Graham Greene was a prolific 20th century English novelist, short-story writer, playwright, and journalist, renowned for his works that explore moral and political ambiguities within the modern world, often through the lens of his Catholic faith.  Some of his most celebrated novels include Brighton Rock, The Power and the Glory, The Heart of The Matter, The End of the Affair, The Quiet American, and Our Man in Havana. In contrast to the somber and serious tone of these works, I chose to read Travels with My Aunt which I believe marked a departure for Greene, a blend of humour, adventure, and social commentary.


The novel follows Henry Pulling, a recently retired bank manager leading a quiet and predictable life in suburban England. Henry, in his early fifties, is not old, but accepts the offer of an earlier than usual retirement. A single man, his only interest is in caring for his dahlias, he does not have an active social life. At the start of the novel, Henry is preparing for his mother's funeral, and he feels a strange excitement, he believes people are always at their best at a funeral and finds himself looking forward to it. His world is turned upside down when he encounters his eccentric Aunt Augusta for the very first time - a memorable introductory line delivered by Aunt Augusta here (“I was once present at a premature cremation”). Following the funeral, Henry begins to spend more time with his aunt, his last remaining relative, and finds that he rather enjoys her company and her many colourful stories. She drops a couple of hints that lead Henry to believe that his deceased mother was not his biological mother but Augusta evades any further probing on the matter. It’s a truth he hopes to get from her eventually.

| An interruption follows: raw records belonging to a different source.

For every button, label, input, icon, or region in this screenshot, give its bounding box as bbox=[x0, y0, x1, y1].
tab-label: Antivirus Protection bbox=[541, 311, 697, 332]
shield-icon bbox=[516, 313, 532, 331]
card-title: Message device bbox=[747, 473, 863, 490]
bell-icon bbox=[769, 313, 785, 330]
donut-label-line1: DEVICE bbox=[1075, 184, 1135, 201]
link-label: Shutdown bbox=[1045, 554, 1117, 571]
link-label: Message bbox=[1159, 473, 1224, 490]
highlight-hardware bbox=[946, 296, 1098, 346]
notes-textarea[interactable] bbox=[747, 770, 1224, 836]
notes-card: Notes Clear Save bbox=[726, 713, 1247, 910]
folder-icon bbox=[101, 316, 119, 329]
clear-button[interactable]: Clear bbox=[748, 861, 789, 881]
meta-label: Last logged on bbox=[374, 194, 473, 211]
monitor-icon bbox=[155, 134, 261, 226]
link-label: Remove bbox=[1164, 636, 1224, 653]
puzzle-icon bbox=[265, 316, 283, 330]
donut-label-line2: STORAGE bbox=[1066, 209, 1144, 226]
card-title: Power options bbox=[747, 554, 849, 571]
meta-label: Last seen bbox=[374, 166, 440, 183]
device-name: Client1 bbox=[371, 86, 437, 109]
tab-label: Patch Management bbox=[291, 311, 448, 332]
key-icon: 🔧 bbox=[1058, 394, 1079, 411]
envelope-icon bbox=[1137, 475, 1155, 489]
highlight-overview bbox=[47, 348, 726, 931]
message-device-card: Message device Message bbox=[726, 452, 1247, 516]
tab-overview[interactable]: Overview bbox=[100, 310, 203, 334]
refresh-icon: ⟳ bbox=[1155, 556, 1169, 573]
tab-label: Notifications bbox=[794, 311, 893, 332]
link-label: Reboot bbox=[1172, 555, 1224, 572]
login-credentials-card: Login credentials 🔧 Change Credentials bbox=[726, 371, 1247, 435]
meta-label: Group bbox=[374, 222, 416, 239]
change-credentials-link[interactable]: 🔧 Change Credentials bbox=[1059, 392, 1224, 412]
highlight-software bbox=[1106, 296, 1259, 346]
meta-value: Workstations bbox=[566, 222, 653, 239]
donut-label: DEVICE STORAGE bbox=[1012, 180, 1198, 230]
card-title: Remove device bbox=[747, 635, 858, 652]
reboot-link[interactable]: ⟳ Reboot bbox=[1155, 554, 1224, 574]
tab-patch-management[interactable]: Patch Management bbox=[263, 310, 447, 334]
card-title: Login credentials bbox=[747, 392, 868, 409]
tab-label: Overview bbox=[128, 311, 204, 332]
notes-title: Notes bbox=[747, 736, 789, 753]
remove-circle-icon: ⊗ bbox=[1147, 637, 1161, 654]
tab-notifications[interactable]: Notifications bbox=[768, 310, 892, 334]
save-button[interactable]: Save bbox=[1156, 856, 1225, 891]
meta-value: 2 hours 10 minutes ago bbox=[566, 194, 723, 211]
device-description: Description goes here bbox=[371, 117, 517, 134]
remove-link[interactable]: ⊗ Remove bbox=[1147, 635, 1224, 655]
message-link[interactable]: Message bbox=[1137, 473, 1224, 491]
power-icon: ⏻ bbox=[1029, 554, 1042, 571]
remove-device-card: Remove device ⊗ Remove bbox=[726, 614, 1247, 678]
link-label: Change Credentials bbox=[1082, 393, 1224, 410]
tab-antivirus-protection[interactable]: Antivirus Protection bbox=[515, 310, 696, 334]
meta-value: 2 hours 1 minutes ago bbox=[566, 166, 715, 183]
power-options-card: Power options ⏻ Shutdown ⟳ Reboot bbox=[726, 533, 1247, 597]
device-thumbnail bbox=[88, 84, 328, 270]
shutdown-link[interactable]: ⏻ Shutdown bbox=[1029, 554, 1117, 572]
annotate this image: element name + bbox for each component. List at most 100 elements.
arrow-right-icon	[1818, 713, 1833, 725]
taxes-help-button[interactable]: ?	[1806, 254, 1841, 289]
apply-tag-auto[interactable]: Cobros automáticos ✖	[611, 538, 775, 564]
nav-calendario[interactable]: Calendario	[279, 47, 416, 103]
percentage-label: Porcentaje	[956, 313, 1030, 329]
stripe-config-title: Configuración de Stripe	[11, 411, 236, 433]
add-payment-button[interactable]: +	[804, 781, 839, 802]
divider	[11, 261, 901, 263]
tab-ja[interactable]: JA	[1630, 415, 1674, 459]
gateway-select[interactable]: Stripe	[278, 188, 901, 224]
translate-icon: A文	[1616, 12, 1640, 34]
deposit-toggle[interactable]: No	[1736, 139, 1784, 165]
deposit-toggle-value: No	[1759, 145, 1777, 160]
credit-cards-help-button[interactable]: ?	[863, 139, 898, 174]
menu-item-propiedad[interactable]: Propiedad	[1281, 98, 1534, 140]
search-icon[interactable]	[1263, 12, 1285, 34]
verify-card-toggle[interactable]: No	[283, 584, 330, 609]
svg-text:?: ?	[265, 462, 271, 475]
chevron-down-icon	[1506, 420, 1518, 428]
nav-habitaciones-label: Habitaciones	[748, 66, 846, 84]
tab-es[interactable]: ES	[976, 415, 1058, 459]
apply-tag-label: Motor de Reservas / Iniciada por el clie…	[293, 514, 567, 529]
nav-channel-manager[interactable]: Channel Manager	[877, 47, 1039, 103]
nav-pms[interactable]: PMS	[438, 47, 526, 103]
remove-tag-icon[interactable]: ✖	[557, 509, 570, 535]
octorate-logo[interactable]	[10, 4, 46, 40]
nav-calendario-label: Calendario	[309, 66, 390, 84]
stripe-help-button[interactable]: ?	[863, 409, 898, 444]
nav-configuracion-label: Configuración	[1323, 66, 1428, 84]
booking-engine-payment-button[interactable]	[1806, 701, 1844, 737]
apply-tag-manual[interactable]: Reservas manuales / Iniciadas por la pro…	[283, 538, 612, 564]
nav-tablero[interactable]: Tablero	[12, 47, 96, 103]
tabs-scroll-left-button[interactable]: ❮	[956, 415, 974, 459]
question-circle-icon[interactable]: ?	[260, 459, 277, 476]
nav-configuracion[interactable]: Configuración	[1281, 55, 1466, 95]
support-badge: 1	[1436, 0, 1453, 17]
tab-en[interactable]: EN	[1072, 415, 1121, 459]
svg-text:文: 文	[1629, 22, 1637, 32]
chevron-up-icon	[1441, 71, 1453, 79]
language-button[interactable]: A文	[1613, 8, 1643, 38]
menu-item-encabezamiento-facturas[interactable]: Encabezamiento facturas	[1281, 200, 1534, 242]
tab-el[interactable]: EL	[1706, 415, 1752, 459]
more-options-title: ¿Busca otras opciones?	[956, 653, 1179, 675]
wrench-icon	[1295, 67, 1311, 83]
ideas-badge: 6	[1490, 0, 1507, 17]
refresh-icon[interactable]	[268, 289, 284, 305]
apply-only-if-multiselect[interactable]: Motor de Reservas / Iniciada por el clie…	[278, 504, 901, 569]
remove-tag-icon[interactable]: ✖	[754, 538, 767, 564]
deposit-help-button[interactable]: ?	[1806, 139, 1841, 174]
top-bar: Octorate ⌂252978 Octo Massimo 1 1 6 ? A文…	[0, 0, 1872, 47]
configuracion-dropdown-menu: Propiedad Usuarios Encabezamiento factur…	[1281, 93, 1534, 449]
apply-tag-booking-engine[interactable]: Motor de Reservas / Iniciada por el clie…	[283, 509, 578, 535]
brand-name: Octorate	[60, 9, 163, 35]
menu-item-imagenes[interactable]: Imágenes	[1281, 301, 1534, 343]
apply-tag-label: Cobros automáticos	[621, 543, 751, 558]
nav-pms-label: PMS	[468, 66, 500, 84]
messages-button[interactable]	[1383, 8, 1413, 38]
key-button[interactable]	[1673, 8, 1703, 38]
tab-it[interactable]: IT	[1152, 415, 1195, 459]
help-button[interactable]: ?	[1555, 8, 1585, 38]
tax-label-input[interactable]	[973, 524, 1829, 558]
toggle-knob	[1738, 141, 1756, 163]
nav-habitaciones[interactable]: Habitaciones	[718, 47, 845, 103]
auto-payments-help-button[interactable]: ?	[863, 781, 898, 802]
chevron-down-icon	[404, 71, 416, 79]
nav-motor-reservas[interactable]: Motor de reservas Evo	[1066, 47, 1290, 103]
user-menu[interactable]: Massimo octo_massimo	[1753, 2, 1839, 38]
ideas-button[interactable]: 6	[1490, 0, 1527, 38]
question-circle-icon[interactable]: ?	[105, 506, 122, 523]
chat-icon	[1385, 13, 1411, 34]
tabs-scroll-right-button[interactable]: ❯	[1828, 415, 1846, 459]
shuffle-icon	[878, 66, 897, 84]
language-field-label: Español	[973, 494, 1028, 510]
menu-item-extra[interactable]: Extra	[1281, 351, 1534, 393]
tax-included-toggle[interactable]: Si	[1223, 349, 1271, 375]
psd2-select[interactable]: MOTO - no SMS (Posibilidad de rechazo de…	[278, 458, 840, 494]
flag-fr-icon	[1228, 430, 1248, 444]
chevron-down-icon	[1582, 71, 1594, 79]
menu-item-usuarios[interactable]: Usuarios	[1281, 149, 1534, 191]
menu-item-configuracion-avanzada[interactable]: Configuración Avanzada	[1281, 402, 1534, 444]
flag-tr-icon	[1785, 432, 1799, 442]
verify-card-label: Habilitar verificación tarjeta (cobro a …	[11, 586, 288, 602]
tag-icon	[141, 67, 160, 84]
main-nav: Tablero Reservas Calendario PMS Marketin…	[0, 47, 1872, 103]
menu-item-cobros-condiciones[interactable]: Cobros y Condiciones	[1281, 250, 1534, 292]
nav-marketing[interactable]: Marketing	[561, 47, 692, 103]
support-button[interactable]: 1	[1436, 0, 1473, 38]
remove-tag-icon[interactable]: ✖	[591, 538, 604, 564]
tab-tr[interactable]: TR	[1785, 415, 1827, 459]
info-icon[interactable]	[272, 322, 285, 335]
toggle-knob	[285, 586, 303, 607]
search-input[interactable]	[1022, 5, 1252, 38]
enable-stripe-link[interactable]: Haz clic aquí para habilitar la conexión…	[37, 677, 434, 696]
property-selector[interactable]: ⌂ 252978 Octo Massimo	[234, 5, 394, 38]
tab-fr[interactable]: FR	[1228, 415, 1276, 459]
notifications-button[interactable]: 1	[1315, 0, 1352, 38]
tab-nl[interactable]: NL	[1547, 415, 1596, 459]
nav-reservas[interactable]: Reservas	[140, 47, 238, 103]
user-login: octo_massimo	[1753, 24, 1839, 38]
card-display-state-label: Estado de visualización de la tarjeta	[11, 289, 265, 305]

He isn't sure about just how true all her stories are, but after a point he does not seem to care much, all he knows is he enjoys them.


A septuagenarian with a zest for life, Augusta does not care for convention and has little patience with moral judgement. Soon, she enlists Henry as companion on her travels. First to Brighton, then to Paris and Istanbul on the Orient Express, and in the final portion of the novel, Henry catches up with her in Paraguay. Far from the peaceful and slow travels one would expect with an old relative, Henry is introduced to a world of intrigue, smuggling, and unconventional relationships. 


He initially resists the experience of travel and how it takes away from his sense of comfort and familiarity (and his dahlias), but then he gradually begins to shed his inhibitions. And eventually, the life of spontaneity and adventure embraced by his irrepressible aunt, seems to him the only way to live and to feel alive. 


(Note: This is a novel of its time and must be read as such, some terms may be out of place in a contemporary context. The dialogue Greene wrote for Wordsworth - a genial man from Sierra Leone who is Aunt Augusta’s roommate and lover in the early part of the novel - can be a bit cringey.)